Tribulations Sauvages aux Quatre Coins du Monde
Fin septembre 2017, j’étais en Nouvelle-Zélande, plus précisément sur l’île du sud, dans la région de Kaikoura. Les eaux froides de l’océan austral, riches en poissons, abritaient de nombreux mammifères marins : dauphins, baleines et otaries. Ces dernières, protégées en Nouvelle-Zélande, ne sont que peu craintives vis à vis des humains et les nombreux îlots rocheux qui parsemaient la côte déchiquetée faisaient office de parfaits reposoirs. Pendant que les adultes pêchaient au large, les petits étaient regroupés en crèches sous la surveillance de quelques femelles expérimentées. Et c’était bien évidemment ces mères dévouées et leur progéniture que j’étais venu photographier, alors, afin de garantir le respect des animaux, un petit jeu de patience commençait…

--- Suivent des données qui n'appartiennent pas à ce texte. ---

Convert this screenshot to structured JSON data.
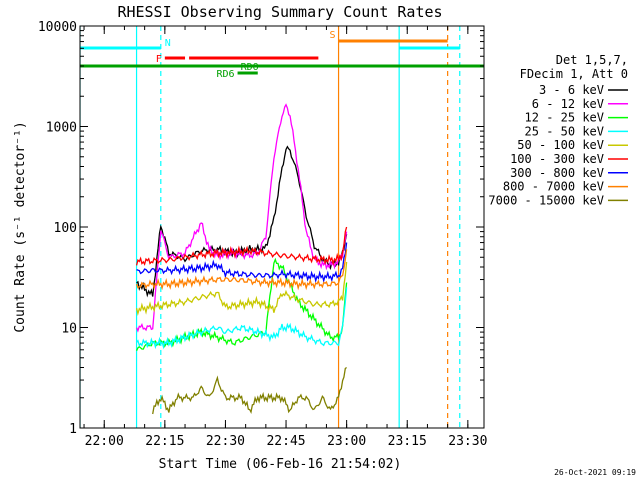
{
  "chart_data": {
    "type": "line",
    "title": "RHESSI Observing Summary Count Rates",
    "xlabel": "Start Time (06-Feb-16 21:54:02)",
    "ylabel": "Count Rate (s⁻¹ detector⁻¹)",
    "y_scale": "log",
    "xlim": [
      "21:54",
      "23:34"
    ],
    "ylim": [
      1,
      10000
    ],
    "x_ticks": [
      "22:00",
      "22:15",
      "22:30",
      "22:45",
      "23:00",
      "23:15",
      "23:30"
    ],
    "y_ticks": [
      "1",
      "10",
      "100",
      "1000",
      "10000"
    ],
    "legend_header": [
      "Det 1,5,7,",
      "FDecim 1, Att 0"
    ],
    "legend_placement": "right",
    "footer_date": "26-Oct-2021 09:19",
    "series": [
      {
        "name": "3 - 6 keV",
        "color": "#000000",
        "x": [
          "22:08",
          "22:10",
          "22:12",
          "22:14",
          "22:16",
          "22:20",
          "22:24",
          "22:28",
          "22:32",
          "22:36",
          "22:38",
          "22:40",
          "22:42",
          "22:44",
          "22:45",
          "22:46",
          "22:48",
          "22:50",
          "22:52",
          "22:54",
          "22:56",
          "22:58",
          "22:59",
          "23:00"
        ],
        "values": [
          28,
          24,
          21,
          105,
          55,
          48,
          58,
          60,
          55,
          60,
          60,
          62,
          120,
          380,
          600,
          580,
          320,
          130,
          65,
          48,
          42,
          45,
          55,
          85
        ]
      },
      {
        "name": "6 - 12 keV",
        "color": "#ff00ff",
        "x": [
          "22:08",
          "22:10",
          "22:12",
          "22:14",
          "22:16",
          "22:20",
          "22:24",
          "22:26",
          "22:28",
          "22:32",
          "22:36",
          "22:38",
          "22:40",
          "22:42",
          "22:44",
          "22:45",
          "22:46",
          "22:48",
          "22:50",
          "22:52",
          "22:54",
          "22:56",
          "22:58",
          "22:59",
          "23:00"
        ],
        "values": [
          10,
          10,
          10,
          95,
          50,
          55,
          110,
          60,
          52,
          55,
          52,
          55,
          80,
          500,
          1300,
          1600,
          1300,
          380,
          90,
          48,
          42,
          42,
          45,
          55,
          90
        ]
      },
      {
        "name": "12 - 25 keV",
        "color": "#00ff00",
        "x": [
          "22:08",
          "22:12",
          "22:16",
          "22:20",
          "22:24",
          "22:28",
          "22:32",
          "22:36",
          "22:40",
          "22:42",
          "22:44",
          "22:48",
          "22:52",
          "22:56",
          "22:58",
          "22:59",
          "23:00"
        ],
        "values": [
          6,
          7,
          7,
          8,
          9,
          8,
          7,
          8,
          9,
          45,
          40,
          18,
          12,
          8,
          8,
          10,
          28
        ]
      },
      {
        "name": "25 - 50 keV",
        "color": "#00ffff",
        "x": [
          "22:08",
          "22:12",
          "22:16",
          "22:20",
          "22:24",
          "22:28",
          "22:30",
          "22:34",
          "22:38",
          "22:42",
          "22:44",
          "22:46",
          "22:50",
          "22:54",
          "22:58",
          "22:59",
          "23:00"
        ],
        "values": [
          7,
          7,
          7,
          8,
          9,
          10,
          9,
          10,
          9,
          8,
          10,
          10,
          8,
          7,
          7,
          10,
          25
        ]
      },
      {
        "name": "50 - 100 keV",
        "color": "#c8c800",
        "x": [
          "22:08",
          "22:12",
          "22:16",
          "22:20",
          "22:24",
          "22:28",
          "22:30",
          "22:34",
          "22:38",
          "22:42",
          "22:44",
          "22:48",
          "22:52",
          "22:56",
          "22:58",
          "22:59",
          "23:00"
        ],
        "values": [
          15,
          16,
          17,
          18,
          20,
          22,
          16,
          17,
          18,
          15,
          22,
          19,
          17,
          17,
          18,
          20,
          45
        ]
      },
      {
        "name": "100 - 300 keV",
        "color": "#ff0000",
        "x": [
          "22:08",
          "22:12",
          "22:16",
          "22:20",
          "22:24",
          "22:28",
          "22:32",
          "22:36",
          "22:40",
          "22:44",
          "22:48",
          "22:52",
          "22:56",
          "22:58",
          "22:59",
          "23:00"
        ],
        "values": [
          45,
          46,
          47,
          50,
          53,
          55,
          56,
          58,
          55,
          52,
          50,
          48,
          47,
          48,
          55,
          100
        ]
      },
      {
        "name": "300 - 800 keV",
        "color": "#0000ff",
        "x": [
          "22:08",
          "22:12",
          "22:16",
          "22:20",
          "22:24",
          "22:28",
          "22:30",
          "22:34",
          "22:38",
          "22:42",
          "22:44",
          "22:48",
          "22:52",
          "22:56",
          "22:58",
          "22:59",
          "23:00"
        ],
        "values": [
          36,
          37,
          37,
          38,
          39,
          42,
          35,
          34,
          33,
          33,
          34,
          33,
          32,
          32,
          33,
          38,
          70
        ]
      },
      {
        "name": "800 - 7000 keV",
        "color": "#ff8000",
        "x": [
          "22:08",
          "22:12",
          "22:16",
          "22:20",
          "22:24",
          "22:28",
          "22:32",
          "22:36",
          "22:40",
          "22:44",
          "22:48",
          "22:52",
          "22:56",
          "22:58",
          "22:59",
          "23:00"
        ],
        "values": [
          26,
          27,
          27,
          28,
          29,
          30,
          30,
          29,
          28,
          28,
          27,
          27,
          27,
          28,
          33,
          60
        ]
      },
      {
        "name": "7000 - 15000 keV",
        "color": "#808000",
        "x": [
          "22:12",
          "22:14",
          "22:16",
          "22:18",
          "22:20",
          "22:22",
          "22:24",
          "22:26",
          "22:28",
          "22:30",
          "22:32",
          "22:34",
          "22:36",
          "22:38",
          "22:40",
          "22:42",
          "22:44",
          "22:46",
          "22:48",
          "22:50",
          "22:52",
          "22:54",
          "22:56",
          "22:58",
          "22:59",
          "23:00"
        ],
        "values": [
          1.5,
          2,
          1.5,
          2,
          2,
          2,
          2.5,
          2,
          3,
          2,
          2,
          2,
          1.5,
          2,
          2,
          2,
          2,
          1.5,
          2,
          2,
          1.5,
          2,
          1.5,
          2,
          3,
          4
        ]
      }
    ],
    "flags": [
      {
        "label": "N",
        "color": "#00ffff",
        "segments": [
          [
            "21:54",
            "22:14"
          ],
          [
            "23:13",
            "23:28"
          ]
        ]
      },
      {
        "label": "F",
        "color": "#ff0000",
        "segments": [
          [
            "22:15",
            "22:20"
          ],
          [
            "22:21",
            "22:53"
          ]
        ]
      },
      {
        "label": "RDO",
        "color": "#00a000",
        "segments": [
          [
            "21:54",
            "23:34"
          ]
        ]
      },
      {
        "label": "RD6",
        "color": "#00a000",
        "segments": [
          [
            "22:33",
            "22:38"
          ]
        ]
      },
      {
        "label": "S",
        "color": "#ff8000",
        "segments": [
          [
            "22:58",
            "23:25"
          ]
        ]
      }
    ],
    "vertical_markers": [
      {
        "time": "21:54",
        "color": "#00ffff",
        "style": "solid"
      },
      {
        "time": "22:08",
        "color": "#00ffff",
        "style": "solid"
      },
      {
        "time": "22:14",
        "color": "#00ffff",
        "style": "dashed"
      },
      {
        "time": "22:58",
        "color": "#ff8000",
        "style": "solid"
      },
      {
        "time": "23:13",
        "color": "#00ffff",
        "style": "solid"
      },
      {
        "time": "23:25",
        "color": "#ff8000",
        "style": "dashed"
      },
      {
        "time": "23:28",
        "color": "#00ffff",
        "style": "dashed"
      }
    ]
  }
}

A bonne distance du reposoir sur lequel se sont installées plusieurs femelles et leurs petits, j’adopte une technique qui a fait ses preuves depuis longtemps face à des animaux peu craintifs. Je m’intègre dans le paysage, non pas en me cachant mais en vacant à mes occupations, calme et concentré, mais sans prêter d’attention direct à ces otaries. Insensiblement, je me rapproche, grattant les algues par ici, retournant un galet par là. Je garde un œil sur le reposoir, de temps en temps un adulte lève la tête dans ma direction, puis reprend sa sieste, nullement inquiété par mon manège entre les rochers. Je grappille mètre après mètre jusqu’à être à bonne distance des animaux, le tout sans les avoir dérangés. Je peux maintenant commencer les prises de vues, le claquement de l’appareil photo ne trouble aucunement le repos, on est bons ! 300 photos plus tard, il est temps de changer de rocher afin d’ouvrir un nouvel angle de vue et de réaliser d’autres images. Une petite cuvette me sépare de mon nouveau poste d’observation, je me glisse donc discrètement à l’intérieur. Appareil photo à la main, je décide traverser la petite piscine formée au fond du trou et je lève doucement le pied afin de me décaler sans bruit. Je m’apprête à le poser sur le rocher suivant lorsque celui-ci se retourne dans un ronflement sonore et se replace confortablement. Ma respiration se coupe, je me fige le pied en l’air. Obnubilé par mes sujets j’ai complètement omis de vérifier où je pose les pieds ! A moitié tétanisé, je m’efforce donc de ramper hors de la cuvette le plus silencieusement possible avant de reprendre mes esprits dans un sourire un peu niais.
Une belle frayeur donc, un pas de plus aurait pu avoir de graves conséquences. Mais c’est avec de belles images que je clôturais cette journée ainsi qu’avec la promesse d’être plus attentif lors de mes billebaude littorales afin d’éviter de revivre le jour où… j’ai failli marcher sur une otarie.